Mitmenschlichkeit kann mitunter originell sein. Durch Medienberichte auf das Problem der Wohnungs- und Obdachlosigkeit aufmerksam geworden, entschloß sich der Direktor des Charlottenburger Hotels „Consul“, Jürgen Urban, seine über die Weihnachtsfeiertage meist leerstehenden Hotelzimmer Obdachlosen zur Verfügung zu stellen. Auf diese Weise sollten Menschen ohne feste Bleibe wenigstens einmal im Jahr komfortabel wohnen.

Die Idee war dem 36jährigen Manager bereits nach dem Einbruch der ersten Kältewelle im November gekommen. Von der Geschäftsleitung und dem Hotelbesitzer Abraham Rosenthal war der Vorschlag positiv aufgenommen worden. Mehr noch, der Hotelbesitzer gab bekannt, daß er sich angesichts der sozialen Not in Berlin besonders für die Benachteiligten und somit für mehr Toleranz in der Stadt einsetzen wolle. Jürgen Urban unterrichtete die Caritas und das Diakonische Werk von seinem Vorhaben.

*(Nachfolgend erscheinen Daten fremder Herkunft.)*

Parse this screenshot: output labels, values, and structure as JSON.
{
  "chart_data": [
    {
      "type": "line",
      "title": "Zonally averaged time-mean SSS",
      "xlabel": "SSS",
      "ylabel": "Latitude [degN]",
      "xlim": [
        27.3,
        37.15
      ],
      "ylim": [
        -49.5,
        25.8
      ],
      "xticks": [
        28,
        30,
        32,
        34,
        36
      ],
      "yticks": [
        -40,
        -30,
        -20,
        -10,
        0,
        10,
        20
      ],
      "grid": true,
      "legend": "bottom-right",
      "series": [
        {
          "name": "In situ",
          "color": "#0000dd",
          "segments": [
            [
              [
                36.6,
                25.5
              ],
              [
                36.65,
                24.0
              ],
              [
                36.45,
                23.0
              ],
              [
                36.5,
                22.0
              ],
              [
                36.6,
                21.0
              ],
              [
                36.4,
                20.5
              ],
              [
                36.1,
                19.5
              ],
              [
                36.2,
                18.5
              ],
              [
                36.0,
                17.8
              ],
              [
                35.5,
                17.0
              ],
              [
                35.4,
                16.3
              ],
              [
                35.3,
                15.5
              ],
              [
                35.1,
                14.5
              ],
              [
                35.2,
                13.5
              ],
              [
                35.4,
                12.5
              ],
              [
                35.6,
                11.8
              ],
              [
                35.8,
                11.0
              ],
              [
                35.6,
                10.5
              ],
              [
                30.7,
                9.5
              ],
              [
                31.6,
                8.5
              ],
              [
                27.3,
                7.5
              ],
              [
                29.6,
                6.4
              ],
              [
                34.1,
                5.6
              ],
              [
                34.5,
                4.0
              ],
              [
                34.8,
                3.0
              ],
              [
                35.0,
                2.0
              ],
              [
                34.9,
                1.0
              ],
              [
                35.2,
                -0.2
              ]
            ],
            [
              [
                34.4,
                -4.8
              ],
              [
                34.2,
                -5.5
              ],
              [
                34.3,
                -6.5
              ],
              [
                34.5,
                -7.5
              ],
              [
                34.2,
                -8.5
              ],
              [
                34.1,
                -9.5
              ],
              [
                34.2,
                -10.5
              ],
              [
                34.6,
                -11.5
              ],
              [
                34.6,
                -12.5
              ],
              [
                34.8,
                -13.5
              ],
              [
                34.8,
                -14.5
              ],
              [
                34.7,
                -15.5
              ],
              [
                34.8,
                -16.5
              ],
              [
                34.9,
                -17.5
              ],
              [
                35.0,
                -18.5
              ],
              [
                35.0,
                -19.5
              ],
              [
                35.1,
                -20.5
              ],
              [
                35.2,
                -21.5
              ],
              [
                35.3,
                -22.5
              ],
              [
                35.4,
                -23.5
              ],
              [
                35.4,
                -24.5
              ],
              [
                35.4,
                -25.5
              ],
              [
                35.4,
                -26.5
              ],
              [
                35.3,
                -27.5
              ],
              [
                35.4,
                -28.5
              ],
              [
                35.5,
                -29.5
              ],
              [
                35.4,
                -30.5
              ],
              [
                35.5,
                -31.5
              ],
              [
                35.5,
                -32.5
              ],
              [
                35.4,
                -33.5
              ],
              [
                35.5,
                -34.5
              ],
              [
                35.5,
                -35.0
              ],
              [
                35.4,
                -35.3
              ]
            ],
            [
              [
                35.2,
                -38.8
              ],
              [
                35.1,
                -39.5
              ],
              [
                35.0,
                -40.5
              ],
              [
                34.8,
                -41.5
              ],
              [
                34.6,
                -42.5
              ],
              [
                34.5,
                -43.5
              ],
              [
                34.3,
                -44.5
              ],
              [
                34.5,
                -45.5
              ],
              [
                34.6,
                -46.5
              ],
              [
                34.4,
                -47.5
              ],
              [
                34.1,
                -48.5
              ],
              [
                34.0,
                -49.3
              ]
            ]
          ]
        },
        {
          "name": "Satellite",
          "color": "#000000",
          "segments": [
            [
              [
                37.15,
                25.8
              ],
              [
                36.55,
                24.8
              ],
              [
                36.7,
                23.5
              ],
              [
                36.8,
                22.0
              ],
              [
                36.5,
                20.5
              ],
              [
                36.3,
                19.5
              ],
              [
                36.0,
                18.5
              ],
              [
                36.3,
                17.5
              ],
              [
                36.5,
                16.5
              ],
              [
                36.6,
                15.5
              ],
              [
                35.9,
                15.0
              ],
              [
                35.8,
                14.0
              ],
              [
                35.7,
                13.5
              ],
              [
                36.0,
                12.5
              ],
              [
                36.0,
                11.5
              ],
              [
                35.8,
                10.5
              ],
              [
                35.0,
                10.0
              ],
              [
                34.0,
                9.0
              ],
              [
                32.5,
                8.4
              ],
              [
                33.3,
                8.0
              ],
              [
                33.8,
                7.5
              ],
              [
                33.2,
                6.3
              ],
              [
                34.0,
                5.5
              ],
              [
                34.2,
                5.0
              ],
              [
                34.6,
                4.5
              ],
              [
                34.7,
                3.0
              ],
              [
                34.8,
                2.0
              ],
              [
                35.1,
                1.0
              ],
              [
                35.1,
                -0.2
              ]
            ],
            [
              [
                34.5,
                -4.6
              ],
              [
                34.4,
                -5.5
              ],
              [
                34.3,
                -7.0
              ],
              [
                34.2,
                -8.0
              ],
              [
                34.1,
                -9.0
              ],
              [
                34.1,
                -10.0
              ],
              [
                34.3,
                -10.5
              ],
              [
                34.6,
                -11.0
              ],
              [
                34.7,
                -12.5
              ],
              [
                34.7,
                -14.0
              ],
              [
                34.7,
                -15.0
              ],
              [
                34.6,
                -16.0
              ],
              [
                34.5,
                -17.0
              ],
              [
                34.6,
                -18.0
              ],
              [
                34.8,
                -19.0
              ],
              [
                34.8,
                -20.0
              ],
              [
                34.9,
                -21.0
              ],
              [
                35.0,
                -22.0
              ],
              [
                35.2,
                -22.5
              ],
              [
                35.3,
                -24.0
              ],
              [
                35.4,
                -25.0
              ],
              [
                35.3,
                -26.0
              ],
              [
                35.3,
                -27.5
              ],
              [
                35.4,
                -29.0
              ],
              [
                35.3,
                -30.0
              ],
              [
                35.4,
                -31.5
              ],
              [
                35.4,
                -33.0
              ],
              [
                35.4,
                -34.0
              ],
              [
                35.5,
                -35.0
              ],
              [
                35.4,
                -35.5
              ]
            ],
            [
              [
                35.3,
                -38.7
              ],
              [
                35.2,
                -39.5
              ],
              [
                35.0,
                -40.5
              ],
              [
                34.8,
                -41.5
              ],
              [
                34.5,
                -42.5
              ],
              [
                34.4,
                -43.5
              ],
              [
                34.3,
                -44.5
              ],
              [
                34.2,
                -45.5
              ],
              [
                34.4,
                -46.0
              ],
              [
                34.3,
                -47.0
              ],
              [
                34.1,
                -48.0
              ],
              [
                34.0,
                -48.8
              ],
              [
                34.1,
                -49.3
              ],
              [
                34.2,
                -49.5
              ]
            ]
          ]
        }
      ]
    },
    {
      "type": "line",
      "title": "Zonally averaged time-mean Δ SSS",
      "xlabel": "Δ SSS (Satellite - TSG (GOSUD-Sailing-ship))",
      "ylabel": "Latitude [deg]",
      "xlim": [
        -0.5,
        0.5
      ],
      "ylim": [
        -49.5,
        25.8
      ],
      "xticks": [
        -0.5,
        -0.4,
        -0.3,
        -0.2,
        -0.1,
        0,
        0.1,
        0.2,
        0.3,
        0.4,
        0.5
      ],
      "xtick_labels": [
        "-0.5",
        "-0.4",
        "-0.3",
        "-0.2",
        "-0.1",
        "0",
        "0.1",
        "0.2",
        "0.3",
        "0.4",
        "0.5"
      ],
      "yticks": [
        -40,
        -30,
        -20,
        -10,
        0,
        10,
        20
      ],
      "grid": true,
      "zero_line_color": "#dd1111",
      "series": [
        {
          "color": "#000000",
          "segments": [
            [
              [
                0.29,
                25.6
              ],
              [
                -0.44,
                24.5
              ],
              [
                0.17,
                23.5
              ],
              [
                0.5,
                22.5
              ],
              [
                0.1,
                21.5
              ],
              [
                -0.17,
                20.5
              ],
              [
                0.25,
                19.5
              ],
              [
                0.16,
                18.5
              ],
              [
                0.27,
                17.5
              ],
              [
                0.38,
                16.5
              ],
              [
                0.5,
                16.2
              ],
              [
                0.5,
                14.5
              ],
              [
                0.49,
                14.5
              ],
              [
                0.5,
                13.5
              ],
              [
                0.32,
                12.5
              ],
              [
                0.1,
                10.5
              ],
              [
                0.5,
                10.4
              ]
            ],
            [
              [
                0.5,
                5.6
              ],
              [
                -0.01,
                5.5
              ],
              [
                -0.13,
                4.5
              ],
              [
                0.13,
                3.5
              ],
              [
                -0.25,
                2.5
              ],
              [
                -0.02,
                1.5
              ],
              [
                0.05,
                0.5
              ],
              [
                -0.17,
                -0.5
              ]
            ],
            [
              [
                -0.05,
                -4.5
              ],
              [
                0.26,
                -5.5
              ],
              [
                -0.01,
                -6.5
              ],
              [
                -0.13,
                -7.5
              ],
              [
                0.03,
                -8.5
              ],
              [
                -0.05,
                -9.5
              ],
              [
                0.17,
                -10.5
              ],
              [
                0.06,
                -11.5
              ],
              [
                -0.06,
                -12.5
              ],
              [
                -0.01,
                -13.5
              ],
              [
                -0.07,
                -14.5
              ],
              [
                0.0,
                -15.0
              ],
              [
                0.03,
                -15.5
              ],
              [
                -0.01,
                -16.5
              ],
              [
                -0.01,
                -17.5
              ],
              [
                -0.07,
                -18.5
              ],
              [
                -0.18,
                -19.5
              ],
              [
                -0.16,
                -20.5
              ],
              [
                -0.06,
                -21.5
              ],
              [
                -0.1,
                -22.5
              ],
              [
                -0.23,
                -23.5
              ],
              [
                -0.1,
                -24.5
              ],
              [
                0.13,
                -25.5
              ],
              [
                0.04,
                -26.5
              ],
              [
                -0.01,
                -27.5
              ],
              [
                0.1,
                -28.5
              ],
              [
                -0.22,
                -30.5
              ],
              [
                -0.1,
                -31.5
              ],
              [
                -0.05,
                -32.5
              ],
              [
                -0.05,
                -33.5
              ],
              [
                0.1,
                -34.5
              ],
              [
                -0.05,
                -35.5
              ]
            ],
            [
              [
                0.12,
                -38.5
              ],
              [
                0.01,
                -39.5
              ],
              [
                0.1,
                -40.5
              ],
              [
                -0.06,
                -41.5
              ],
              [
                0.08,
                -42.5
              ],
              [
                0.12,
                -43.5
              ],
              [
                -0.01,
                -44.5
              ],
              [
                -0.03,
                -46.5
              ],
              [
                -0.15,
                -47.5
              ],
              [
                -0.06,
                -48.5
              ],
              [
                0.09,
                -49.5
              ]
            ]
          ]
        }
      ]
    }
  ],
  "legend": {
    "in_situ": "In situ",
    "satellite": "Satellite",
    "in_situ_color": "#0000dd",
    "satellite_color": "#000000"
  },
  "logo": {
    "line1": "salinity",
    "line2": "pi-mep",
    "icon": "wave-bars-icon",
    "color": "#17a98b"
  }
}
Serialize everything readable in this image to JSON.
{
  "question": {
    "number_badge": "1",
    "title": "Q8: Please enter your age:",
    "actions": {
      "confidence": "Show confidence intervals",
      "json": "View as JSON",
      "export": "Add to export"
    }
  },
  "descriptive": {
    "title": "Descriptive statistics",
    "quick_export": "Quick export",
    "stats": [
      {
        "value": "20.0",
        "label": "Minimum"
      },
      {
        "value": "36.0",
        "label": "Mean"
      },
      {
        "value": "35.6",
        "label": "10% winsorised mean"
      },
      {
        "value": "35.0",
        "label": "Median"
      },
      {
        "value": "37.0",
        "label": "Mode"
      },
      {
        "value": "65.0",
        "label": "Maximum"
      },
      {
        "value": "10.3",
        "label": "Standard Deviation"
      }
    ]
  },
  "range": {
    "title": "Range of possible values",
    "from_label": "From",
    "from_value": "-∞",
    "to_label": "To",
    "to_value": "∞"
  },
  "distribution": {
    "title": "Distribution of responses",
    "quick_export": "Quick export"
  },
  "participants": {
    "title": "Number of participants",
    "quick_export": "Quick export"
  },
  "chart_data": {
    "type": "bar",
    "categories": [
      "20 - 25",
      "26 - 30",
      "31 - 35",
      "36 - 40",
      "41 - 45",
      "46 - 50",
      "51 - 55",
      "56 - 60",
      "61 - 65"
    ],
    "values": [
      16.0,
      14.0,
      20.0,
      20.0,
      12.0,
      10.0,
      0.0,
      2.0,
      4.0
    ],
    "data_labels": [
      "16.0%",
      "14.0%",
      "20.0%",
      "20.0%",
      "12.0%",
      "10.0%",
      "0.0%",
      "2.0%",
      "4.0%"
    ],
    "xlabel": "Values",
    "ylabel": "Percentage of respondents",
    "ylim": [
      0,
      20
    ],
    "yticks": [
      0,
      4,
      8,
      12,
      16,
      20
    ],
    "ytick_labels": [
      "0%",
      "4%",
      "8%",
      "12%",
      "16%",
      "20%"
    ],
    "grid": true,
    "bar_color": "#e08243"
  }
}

„Die wollten mir zuerst gar nicht glauben“, erzählt er. Aber nachdem eine Mitarbeiterin des Diakonischen Werks sich von der Ernsthaftigkeit des Angebots überzeugt hatte, wählte sie 40 Wohnungs- und Obdachlose aus. Die 40 Berliner Obdachlosen, die an Heiligabend und an den beiden Feiertagen im „Consul“ übernachten durften, stammen aus der Massen-Notunterkunft in der Moabiter Turmstraße. Von Freitag bis Montag früh wurden die Gäste in bestens ausgestatteten Zimmern des Hotels untergebracht, konnten duschen und frühstücken. Die Lebensmittel kamen vom Hotelkoch, die Ausgabe und Verteilung hatte das Diakonische Werk organisiert.

Jürgen Urban war mit seinen Gästen zufrieden: „Wenn die Zimmer immer so aussehen würden wie die von den Wohnungslosen benutzten, wären unsere Zimmermädchen zufrieden. Ich wünschte, alle unsere Gäste wären so ordentlich.“

Ursprünglich hatte er Bedenken, daß möglicherweise die übrigen Geschäftspartner des 3-Sterne-Hotels Anstoß an dem Projekt nehmen würden. Doch das Gegenteil trat ein: Einige Kunden drückten per Telefax ihre Sympathie für diese mutige Idee aus.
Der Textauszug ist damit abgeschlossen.